EdSC : Pourquoi venir nous dire tout cela aujourd'hui, en plein procès du Luxleaks?

Didier Rémer : Pourquoi pas d'ailleurs? En fait je veux être certain que tous les médias internationaux feront un travail de fond sur ce qui fait aussi cette réalité du Luxembourg financier, je ne porte pas de jugement à posteriori sur tout cela, à titre personnel je ne découvre rien qu'y soit en dehors de mes connaissances, loin de moi l'idée d'un ''Ligfileaks'', encore que certains documents pourraient venir conforter tout ce que j'avance ici. D'ailleurs, pour être complet, il n'est pas plus correct de réduire le Luxembourg à sa seule pratique des ruling taxes ou sa seule place financière aux dimensions si internationales, le pays a d'autres ressources et capacités. Vous noterez que sur les banques de la place, elles ne crachent pas dans la soupe, mais intègrent plutôt bien le changement de paradigme, la Fintech se développe très bien ici, rien à envier à Genève ou à la City...  Mais il faut comprendre d'où l'on vient pour savoir peut être ou l'on va, notamment avec l'issue de ce procès des lanceurs d'alerte et du journaliste. Le pays mise beaucoup dans le Nation branding, cet effort devra se voir accompagner par toute sa classe politique, il est bien question de sincérité.  Comme beaucoup ici, j'ai aussi remarqué cette forme d'arrogance qui prévaut à certains premiers débats de ce procès, elle se mesure à tous les niveaux. Il est vrai que je considère que celui-ci n'est qu'une mascarade, mon propos n'est pas tant de remettre en cause la souveraineté de ce tribunal, mais bien de comprendre tout ce qui restera d'un tel opus en terme de bénéfice pour l'image de ce pays membre fondateur de l'Union européenne  ...

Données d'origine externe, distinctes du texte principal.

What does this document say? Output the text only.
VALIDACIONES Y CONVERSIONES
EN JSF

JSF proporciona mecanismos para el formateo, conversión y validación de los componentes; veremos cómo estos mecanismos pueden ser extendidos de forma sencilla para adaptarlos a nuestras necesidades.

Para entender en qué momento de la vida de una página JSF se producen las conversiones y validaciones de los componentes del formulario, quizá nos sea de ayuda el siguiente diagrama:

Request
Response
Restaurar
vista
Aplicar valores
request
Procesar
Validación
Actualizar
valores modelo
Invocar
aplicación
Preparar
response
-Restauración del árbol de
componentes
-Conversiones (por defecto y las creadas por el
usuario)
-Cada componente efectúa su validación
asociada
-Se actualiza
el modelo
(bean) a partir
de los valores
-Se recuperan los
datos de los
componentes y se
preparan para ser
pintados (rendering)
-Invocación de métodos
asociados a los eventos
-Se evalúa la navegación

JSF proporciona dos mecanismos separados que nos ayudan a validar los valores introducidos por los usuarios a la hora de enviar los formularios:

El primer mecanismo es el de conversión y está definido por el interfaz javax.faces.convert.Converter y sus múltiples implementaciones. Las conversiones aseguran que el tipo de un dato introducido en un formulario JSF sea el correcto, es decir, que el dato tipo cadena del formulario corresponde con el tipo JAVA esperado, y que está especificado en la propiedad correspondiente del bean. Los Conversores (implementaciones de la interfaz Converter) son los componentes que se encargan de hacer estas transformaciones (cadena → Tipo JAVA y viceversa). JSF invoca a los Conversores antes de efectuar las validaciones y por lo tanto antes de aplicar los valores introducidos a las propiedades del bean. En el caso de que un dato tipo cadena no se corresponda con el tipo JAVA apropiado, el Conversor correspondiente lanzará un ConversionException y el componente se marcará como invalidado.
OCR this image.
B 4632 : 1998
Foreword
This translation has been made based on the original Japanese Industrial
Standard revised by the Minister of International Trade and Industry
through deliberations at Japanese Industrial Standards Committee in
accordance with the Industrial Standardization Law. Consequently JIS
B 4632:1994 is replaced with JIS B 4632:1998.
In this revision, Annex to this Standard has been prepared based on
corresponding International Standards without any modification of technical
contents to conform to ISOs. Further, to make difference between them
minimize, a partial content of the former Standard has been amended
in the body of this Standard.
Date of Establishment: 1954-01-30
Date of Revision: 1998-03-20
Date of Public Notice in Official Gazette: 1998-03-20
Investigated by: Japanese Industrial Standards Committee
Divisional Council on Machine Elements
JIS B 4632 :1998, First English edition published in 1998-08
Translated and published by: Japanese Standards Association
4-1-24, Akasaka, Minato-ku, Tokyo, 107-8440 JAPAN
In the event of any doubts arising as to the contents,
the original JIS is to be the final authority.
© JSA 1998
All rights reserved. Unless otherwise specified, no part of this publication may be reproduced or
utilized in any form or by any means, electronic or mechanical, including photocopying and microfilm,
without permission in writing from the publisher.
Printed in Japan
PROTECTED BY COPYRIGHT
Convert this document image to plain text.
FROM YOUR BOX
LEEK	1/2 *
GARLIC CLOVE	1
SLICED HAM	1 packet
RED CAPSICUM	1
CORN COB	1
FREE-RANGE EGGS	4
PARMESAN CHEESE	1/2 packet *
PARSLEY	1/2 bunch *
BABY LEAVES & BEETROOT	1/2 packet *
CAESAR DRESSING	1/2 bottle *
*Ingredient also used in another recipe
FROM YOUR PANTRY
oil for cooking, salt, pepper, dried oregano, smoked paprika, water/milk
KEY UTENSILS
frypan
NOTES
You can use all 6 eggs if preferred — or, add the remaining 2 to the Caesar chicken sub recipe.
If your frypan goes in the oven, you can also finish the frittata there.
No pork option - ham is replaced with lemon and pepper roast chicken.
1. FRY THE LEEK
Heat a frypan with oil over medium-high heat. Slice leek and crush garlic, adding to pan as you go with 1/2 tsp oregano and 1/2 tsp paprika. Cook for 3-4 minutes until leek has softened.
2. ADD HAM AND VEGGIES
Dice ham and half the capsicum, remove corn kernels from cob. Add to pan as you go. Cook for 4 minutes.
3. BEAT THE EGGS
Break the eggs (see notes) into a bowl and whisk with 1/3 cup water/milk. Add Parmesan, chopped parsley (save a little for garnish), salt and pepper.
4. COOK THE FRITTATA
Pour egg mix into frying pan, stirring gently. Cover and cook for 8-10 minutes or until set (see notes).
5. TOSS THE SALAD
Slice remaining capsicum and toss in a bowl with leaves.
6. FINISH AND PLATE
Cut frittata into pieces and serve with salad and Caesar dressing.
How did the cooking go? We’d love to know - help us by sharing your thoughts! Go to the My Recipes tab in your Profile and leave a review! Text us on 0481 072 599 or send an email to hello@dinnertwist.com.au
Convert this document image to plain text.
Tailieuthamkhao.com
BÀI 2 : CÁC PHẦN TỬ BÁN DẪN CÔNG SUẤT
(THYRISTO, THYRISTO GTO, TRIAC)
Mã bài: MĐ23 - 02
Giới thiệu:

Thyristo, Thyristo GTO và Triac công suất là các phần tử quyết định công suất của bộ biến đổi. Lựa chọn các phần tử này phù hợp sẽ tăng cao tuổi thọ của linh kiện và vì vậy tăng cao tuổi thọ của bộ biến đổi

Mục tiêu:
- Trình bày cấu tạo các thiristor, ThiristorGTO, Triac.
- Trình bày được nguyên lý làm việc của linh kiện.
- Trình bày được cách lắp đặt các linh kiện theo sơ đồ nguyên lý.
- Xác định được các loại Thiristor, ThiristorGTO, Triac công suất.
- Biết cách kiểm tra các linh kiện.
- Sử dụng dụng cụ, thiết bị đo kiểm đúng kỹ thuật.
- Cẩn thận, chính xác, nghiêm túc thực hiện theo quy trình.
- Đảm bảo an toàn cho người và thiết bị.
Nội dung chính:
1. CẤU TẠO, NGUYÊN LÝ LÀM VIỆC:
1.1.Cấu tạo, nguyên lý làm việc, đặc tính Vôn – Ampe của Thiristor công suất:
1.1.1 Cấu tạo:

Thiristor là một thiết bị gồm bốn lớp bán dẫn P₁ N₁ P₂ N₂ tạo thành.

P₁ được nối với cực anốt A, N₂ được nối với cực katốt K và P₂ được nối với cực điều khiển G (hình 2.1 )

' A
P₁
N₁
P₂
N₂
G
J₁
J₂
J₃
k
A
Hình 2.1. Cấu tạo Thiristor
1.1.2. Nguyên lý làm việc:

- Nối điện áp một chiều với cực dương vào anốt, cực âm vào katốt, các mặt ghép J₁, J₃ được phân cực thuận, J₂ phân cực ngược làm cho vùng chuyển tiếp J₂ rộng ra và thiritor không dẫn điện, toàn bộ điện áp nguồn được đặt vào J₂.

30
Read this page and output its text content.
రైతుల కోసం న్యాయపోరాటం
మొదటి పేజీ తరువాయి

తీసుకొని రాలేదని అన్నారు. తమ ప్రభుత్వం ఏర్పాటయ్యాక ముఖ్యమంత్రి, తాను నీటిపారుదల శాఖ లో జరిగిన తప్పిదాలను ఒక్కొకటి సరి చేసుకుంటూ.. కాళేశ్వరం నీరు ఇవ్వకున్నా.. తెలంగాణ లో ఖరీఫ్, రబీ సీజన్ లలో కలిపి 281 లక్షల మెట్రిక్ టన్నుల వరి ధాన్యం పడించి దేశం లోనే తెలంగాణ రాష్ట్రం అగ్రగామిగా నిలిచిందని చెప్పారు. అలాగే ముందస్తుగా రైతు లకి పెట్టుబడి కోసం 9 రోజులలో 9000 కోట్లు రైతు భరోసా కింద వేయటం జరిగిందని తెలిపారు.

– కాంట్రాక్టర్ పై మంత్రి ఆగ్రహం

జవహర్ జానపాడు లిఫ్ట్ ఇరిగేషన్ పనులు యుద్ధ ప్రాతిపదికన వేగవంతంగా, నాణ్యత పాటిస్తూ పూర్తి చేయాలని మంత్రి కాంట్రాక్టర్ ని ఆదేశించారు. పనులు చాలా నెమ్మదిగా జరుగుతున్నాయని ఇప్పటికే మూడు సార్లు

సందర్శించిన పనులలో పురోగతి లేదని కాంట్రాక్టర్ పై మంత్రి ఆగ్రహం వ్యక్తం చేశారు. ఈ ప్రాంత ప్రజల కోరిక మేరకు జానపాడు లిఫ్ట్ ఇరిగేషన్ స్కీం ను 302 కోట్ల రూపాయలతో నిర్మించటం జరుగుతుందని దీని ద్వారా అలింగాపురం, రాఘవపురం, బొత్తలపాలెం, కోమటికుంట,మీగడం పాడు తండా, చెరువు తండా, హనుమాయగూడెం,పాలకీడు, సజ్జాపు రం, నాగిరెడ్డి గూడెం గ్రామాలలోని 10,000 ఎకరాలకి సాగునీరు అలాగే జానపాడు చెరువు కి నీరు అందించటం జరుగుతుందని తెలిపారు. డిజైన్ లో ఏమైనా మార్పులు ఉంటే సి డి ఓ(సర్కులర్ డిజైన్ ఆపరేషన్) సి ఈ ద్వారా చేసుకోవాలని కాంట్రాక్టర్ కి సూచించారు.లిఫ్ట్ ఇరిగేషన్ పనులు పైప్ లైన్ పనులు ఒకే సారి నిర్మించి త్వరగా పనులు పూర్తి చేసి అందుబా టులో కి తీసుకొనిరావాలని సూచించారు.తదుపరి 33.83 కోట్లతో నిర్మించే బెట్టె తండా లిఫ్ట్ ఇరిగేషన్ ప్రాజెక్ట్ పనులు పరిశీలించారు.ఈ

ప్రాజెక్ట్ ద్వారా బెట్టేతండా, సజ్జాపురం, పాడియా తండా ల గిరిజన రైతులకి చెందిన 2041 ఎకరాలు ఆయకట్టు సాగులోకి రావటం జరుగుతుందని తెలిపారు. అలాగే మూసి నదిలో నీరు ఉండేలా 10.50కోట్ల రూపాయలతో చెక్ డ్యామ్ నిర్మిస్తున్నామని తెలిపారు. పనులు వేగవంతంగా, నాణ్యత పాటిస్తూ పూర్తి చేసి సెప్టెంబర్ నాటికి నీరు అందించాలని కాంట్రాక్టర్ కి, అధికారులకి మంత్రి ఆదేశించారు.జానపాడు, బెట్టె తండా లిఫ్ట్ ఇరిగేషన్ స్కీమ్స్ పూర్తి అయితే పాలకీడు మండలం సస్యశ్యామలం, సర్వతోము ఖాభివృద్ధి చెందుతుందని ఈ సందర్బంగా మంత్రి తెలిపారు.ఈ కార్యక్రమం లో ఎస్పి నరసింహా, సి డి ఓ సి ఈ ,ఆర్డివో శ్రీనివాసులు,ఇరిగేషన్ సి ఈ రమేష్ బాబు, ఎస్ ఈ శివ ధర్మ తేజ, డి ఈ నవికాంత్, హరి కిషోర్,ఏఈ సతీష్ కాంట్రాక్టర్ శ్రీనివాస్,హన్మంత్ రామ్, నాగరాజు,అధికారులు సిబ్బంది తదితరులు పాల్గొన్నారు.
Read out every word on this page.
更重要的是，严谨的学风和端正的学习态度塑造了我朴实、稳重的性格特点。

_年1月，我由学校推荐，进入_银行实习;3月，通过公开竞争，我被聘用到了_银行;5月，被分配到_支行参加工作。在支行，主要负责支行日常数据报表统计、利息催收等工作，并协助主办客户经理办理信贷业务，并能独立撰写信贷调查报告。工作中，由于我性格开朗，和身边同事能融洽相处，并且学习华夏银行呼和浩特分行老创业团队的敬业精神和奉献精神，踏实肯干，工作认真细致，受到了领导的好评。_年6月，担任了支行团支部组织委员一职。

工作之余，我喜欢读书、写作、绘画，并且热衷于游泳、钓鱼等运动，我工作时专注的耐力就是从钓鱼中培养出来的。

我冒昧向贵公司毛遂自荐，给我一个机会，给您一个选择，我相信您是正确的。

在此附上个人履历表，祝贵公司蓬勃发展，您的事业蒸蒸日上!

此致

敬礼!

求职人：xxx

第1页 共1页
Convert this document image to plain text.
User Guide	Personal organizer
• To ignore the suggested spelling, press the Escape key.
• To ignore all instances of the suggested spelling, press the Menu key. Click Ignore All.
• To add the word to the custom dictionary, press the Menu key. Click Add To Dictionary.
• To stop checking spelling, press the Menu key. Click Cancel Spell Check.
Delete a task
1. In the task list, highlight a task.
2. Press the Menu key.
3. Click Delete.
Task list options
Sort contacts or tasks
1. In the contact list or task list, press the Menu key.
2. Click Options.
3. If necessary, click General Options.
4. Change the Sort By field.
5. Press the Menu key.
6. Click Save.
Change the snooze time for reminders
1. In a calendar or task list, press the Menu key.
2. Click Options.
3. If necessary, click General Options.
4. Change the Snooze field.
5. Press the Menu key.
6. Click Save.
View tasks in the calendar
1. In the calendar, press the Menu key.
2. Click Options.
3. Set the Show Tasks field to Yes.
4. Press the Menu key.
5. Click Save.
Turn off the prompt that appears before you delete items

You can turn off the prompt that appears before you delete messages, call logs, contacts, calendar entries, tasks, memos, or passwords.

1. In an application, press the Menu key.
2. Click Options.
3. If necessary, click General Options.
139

EdSC : C'est important pour ce procès, est-ce à dire que le Luxembourg, pays membre fondateur de l'Union européenne s'est démontré comme un État européen agissant contre les fondements du ou disons plutôt, des traités relatifs à la construction européenne et donc en matière de loyauté comme pour la concurrence voir peut-être jusqu'à la sécurité de l'équilibre économique en Europe ?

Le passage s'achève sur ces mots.